The goals of this course are to

  • Acquire an overview of statistics, applied to daily life.
  • Acquire the basic tools for the exploratory analysis of data, oriented to predetermined objectives or to the discovery of interesting patterns in the data.
  • Acquire basic concepts of probability, aimed at drawing conclusions or making decisions in the presence of uncertainty.
  • Study some methods of statistical inference applied to simple cases.
  • Obtain a good conceptual basis for later courses in quantitative methods.

(PUC #EYP230P)

Course Restriction: Matriculated Syracuse students may not earn credit for both this course and MAT 221.

LAT180.1 Latin I

Taught at Pontificia Universidad Católica and may not be offered every semester. This course will allow you to understand basic morphological and syntactic structures and become familiar with simple texts that become progressively more complex, using the much-respected text Lingua Latina. Secundum Naturae Rationem Explicata, which is entirely in Latin

(PUC #LET1035)

FST380.1 Food Culture and Security

In this course, you will learn to describe the social process of feeding, the diversity of its cultural norms, and the economic and social factors that determine food consumption and safety on a national and regional level. The course provides the fundamental elements for analysis of the problems related to food security and sovereignty in specific social contexts. The class will help provide the knowledge and tools that allow the nutritionist to implement community interventions, considering the cultural, socioeconomic and territorial dimensions of human feeding.

Our goals in the course include:

  • To address food-nutrition problems of individuals, groups and communities, within the framework of public health policies and other social protection policies, with a humanistic and interdisciplinary approach, considering local availability, access to food and social determinants of health, facilitating the active participation of the community, in a given territory respecting ethical and bioethical principles.
  • To analyze human nutrition from a historical perspective, with emphasis on social and cultural dimensions, under the food security approach, recognizing the role of food in human evolution in its biological and sociocultural aspects.
  • To analyze food security in Chile, its contributing economic, social and cultural factors and the policies that affect them, as well as the diversity of food practices, considering current historical conditions and their impact on populations at the individual and collective level.

(UdC #NU05029)

PSC380.26 International Migrations in Latin America

Taught in Spanish at Pontificia Universidad Católica and may not be offered every semester. The course addresses contemporary migrations as inseparable but multidimensional processes of the political economy of globalization. We will discuss the most relevant theoretical paradigms on the subject, the impacts of these processes in the sending and receiving countries, as well as the theoretical approaches to the problem of the incorporation of migrants and their cultural implications.
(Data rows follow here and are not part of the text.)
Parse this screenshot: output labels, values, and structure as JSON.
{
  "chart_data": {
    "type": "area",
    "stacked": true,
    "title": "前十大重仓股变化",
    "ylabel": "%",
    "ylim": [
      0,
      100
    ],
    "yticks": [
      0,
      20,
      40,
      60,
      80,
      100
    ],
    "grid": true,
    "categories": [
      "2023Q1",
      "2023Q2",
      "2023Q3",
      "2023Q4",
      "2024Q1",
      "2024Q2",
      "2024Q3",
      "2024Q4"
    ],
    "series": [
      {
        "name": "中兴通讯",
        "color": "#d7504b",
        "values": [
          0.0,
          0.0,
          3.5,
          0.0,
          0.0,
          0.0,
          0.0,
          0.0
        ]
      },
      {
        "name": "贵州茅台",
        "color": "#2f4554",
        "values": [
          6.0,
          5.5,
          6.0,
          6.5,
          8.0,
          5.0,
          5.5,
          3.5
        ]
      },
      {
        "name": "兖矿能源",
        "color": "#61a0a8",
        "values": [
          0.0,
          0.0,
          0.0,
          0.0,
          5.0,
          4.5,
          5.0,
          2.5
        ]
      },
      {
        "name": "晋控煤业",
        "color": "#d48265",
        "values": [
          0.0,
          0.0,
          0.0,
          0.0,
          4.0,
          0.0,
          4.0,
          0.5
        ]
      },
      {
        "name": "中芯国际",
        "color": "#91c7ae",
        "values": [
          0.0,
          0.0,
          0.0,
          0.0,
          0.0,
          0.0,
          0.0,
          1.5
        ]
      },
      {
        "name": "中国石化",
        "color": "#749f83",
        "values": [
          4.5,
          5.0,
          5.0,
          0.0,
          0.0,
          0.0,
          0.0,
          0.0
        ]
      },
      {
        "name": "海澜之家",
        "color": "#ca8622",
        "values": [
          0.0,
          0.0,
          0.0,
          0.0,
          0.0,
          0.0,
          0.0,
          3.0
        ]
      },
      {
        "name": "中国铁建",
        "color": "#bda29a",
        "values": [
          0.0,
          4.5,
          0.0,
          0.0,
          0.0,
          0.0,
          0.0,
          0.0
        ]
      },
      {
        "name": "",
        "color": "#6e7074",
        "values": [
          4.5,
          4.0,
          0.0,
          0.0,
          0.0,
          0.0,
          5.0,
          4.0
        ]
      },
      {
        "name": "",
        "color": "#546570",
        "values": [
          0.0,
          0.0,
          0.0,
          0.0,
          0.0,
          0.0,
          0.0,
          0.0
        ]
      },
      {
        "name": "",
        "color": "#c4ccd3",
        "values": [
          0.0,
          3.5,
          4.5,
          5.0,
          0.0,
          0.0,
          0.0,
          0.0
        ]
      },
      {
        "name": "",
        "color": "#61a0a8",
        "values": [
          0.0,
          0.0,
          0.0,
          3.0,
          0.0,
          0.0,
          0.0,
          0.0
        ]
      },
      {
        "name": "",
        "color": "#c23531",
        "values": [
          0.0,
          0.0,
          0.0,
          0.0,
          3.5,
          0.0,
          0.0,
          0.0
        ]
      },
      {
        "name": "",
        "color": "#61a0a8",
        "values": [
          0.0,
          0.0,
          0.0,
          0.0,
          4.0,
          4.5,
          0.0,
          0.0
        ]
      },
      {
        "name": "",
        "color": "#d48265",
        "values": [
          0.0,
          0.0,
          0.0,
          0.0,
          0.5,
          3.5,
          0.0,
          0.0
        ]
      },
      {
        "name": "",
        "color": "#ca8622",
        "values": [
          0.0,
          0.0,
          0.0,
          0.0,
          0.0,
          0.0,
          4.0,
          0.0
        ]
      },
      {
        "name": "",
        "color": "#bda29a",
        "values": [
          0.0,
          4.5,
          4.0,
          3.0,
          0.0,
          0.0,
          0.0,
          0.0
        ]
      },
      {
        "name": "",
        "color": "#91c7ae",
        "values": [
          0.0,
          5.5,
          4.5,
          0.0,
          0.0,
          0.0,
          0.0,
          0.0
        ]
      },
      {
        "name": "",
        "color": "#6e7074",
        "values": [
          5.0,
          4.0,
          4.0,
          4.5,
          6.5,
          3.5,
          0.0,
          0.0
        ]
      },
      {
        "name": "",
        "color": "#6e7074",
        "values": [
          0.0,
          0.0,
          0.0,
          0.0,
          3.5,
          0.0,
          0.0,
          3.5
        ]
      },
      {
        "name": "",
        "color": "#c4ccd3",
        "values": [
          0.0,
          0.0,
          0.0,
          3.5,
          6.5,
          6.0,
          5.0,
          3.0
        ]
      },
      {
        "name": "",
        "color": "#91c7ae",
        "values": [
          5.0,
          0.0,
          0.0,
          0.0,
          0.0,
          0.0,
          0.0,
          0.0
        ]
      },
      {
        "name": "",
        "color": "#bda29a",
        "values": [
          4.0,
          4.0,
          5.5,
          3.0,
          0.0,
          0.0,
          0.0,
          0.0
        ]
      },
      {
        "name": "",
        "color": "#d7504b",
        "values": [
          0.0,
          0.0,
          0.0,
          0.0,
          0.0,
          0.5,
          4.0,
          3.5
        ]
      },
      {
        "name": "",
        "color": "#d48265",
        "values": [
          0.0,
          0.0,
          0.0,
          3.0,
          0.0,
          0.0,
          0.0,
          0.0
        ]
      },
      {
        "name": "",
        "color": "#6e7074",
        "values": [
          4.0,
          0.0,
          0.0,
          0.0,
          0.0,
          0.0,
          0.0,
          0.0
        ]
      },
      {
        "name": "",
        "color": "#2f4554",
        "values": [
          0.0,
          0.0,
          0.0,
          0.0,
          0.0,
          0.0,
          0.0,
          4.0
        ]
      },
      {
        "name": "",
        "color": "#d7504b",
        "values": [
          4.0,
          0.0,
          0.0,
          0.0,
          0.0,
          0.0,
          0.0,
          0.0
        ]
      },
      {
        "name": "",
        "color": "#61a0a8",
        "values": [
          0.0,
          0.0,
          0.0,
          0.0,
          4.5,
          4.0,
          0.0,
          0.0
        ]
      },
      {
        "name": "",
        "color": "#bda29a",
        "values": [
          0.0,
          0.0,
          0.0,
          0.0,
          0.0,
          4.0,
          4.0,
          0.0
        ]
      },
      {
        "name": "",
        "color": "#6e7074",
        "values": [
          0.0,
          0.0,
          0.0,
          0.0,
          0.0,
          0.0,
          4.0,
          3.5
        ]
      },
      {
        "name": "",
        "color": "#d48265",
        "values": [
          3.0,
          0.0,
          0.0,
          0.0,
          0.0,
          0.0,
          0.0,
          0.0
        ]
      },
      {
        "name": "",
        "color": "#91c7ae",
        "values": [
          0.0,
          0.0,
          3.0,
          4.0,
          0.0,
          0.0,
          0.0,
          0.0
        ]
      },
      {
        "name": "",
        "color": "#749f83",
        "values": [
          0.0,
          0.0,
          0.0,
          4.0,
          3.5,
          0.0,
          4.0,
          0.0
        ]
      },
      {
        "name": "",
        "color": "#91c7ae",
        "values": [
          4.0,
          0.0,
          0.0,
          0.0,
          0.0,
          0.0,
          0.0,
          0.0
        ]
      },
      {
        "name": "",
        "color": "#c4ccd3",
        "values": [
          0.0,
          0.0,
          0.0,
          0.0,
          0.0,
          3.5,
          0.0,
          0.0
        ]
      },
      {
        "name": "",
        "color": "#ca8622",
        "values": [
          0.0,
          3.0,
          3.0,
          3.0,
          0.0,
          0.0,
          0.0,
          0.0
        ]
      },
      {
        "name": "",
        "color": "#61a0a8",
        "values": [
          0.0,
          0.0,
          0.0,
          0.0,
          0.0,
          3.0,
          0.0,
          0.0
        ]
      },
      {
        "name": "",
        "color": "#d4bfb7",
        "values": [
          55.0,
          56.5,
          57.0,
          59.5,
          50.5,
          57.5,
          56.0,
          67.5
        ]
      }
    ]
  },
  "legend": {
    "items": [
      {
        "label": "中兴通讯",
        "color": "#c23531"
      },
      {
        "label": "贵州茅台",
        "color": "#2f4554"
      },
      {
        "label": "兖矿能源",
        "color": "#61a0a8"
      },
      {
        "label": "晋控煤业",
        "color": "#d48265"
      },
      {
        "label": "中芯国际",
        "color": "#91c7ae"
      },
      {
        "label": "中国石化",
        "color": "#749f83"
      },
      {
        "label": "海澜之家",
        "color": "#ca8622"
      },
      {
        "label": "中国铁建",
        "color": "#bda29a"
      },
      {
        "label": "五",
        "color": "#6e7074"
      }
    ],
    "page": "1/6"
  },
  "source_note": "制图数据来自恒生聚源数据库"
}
This course will provide you with an understanding of the migration phenomenon from a multidimensional perspective and in close relation with the processes of accumulation and governance at a global level. Specifically, you will be able to:

  • Explain the main theoretical approaches that have contributed to the interpretations of the different dimensions of the contemporary migratory processes.
  • Evaluate the real and potential functionality of emigration in the integral development of the societies involved.
  • Analyze the effects of emigration on states and national policies in areas such as the emergence of transnational societies and regions, multiculturalism and the relativization of citizenship.
  • Evaluate the socio-economic, cultural and ethical implications of the growing role of Chile as a “receiving country” of immigration.